E-cigarettes should be offered to patients trying to give up smoking, doctors have said.
A report published by the Royal College of Physicians (RCP) stated that "in the interests of public health it is important to promote the use of e-cigarettes and other non-tobacco nicotine products as widely as possible as a substitute for smoking in the UK".
As such, doctors should encourage their patients to use e-cigarettes to prevent them from relapsing into smoking.

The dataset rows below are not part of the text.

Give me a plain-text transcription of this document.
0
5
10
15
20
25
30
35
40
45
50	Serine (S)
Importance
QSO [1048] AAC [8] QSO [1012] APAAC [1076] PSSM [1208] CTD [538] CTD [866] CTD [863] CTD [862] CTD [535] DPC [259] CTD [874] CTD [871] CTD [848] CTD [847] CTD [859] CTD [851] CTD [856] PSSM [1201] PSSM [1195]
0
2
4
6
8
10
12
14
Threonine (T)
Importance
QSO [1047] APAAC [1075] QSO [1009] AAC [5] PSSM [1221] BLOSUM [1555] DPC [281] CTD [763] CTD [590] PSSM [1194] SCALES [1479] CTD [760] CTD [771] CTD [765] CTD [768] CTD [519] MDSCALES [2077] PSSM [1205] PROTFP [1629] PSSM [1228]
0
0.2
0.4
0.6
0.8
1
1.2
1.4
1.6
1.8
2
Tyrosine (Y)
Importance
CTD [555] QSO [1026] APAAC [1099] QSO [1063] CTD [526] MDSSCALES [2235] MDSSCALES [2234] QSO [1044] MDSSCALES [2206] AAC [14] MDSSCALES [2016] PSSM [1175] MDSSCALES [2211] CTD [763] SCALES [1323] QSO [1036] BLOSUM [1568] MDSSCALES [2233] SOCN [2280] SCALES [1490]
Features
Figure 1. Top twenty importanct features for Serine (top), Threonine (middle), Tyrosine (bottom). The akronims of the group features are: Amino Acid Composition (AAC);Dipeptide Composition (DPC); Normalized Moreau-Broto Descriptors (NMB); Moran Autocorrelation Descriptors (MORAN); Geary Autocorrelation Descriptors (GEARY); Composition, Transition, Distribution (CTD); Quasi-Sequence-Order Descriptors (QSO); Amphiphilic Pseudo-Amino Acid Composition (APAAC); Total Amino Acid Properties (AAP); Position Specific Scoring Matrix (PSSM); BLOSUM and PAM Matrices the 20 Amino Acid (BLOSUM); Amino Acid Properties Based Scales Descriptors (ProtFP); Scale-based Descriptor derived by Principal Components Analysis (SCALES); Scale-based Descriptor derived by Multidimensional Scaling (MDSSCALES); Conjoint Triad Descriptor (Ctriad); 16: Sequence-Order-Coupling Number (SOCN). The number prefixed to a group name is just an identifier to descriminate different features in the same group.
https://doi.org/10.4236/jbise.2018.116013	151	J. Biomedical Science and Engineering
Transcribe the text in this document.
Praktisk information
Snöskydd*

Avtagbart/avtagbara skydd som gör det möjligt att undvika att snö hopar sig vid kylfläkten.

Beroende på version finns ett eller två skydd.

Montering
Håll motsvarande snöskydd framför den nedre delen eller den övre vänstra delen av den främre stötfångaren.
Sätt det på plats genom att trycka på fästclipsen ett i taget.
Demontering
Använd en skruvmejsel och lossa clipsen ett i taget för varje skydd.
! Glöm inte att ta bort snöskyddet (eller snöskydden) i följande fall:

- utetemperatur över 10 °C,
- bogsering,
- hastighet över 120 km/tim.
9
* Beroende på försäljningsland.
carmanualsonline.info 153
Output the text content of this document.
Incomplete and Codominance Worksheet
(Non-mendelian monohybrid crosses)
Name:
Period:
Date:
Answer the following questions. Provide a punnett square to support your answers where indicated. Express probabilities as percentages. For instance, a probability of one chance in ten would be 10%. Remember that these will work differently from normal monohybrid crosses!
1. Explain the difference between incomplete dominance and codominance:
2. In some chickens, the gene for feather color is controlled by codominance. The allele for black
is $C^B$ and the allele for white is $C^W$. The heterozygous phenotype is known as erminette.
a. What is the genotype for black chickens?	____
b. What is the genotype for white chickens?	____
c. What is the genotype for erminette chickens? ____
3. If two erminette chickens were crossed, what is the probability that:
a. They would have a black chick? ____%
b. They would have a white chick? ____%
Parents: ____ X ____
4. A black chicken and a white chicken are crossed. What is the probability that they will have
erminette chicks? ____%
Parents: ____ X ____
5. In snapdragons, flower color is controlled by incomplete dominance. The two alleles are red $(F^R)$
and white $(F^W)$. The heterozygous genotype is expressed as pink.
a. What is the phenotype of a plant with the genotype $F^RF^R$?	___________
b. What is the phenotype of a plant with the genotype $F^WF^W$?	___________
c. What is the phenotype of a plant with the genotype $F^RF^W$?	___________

The report also suggests that switching to e-cigarettes could save "millions" of lives. Around 122,000 people die in the UK every year from smoking – equivalent to more than one in six of all deaths. "The growing use of electronic cigarettes as a substitute for tobacco smoking has been a topic of great controversy, with much speculation over their potential risks and benefits," said John Britton, chair of the RCP's tobacco advisory group, in a statement. "This report lays to rest almost all of the concerns over these products, and concludes that, with sensible regulation, electronic cigarettes have the potential to make a major contribution towards preventing the premature death, disease and social inequalities in health that smoking currently causes in the UK."
"Smokers should be reassured that these products can help them quit all tobacco use forever."
E-cigarettes have already been licensed for use to help quit smoking and could be prescribed on the NHS. The move was an attempt to "ensure licensed nicotine products such as e-cigaretes meet appropriate standards of safety, quality and efficacy to help reduce the harms from smoking," according to a report from Medicines and Healthcare Products Regulatory Agency published earlier this year.
A Public Health England study claimed that e-cigarettes were "95 per cent less harmful than tobacco", but evidence was described as "weak" by medical journal The Lancet. A study published in early 2016 in the Journal of Oral Oncology found that vapour from e-cigarettes may damage DNA or even kill human cells.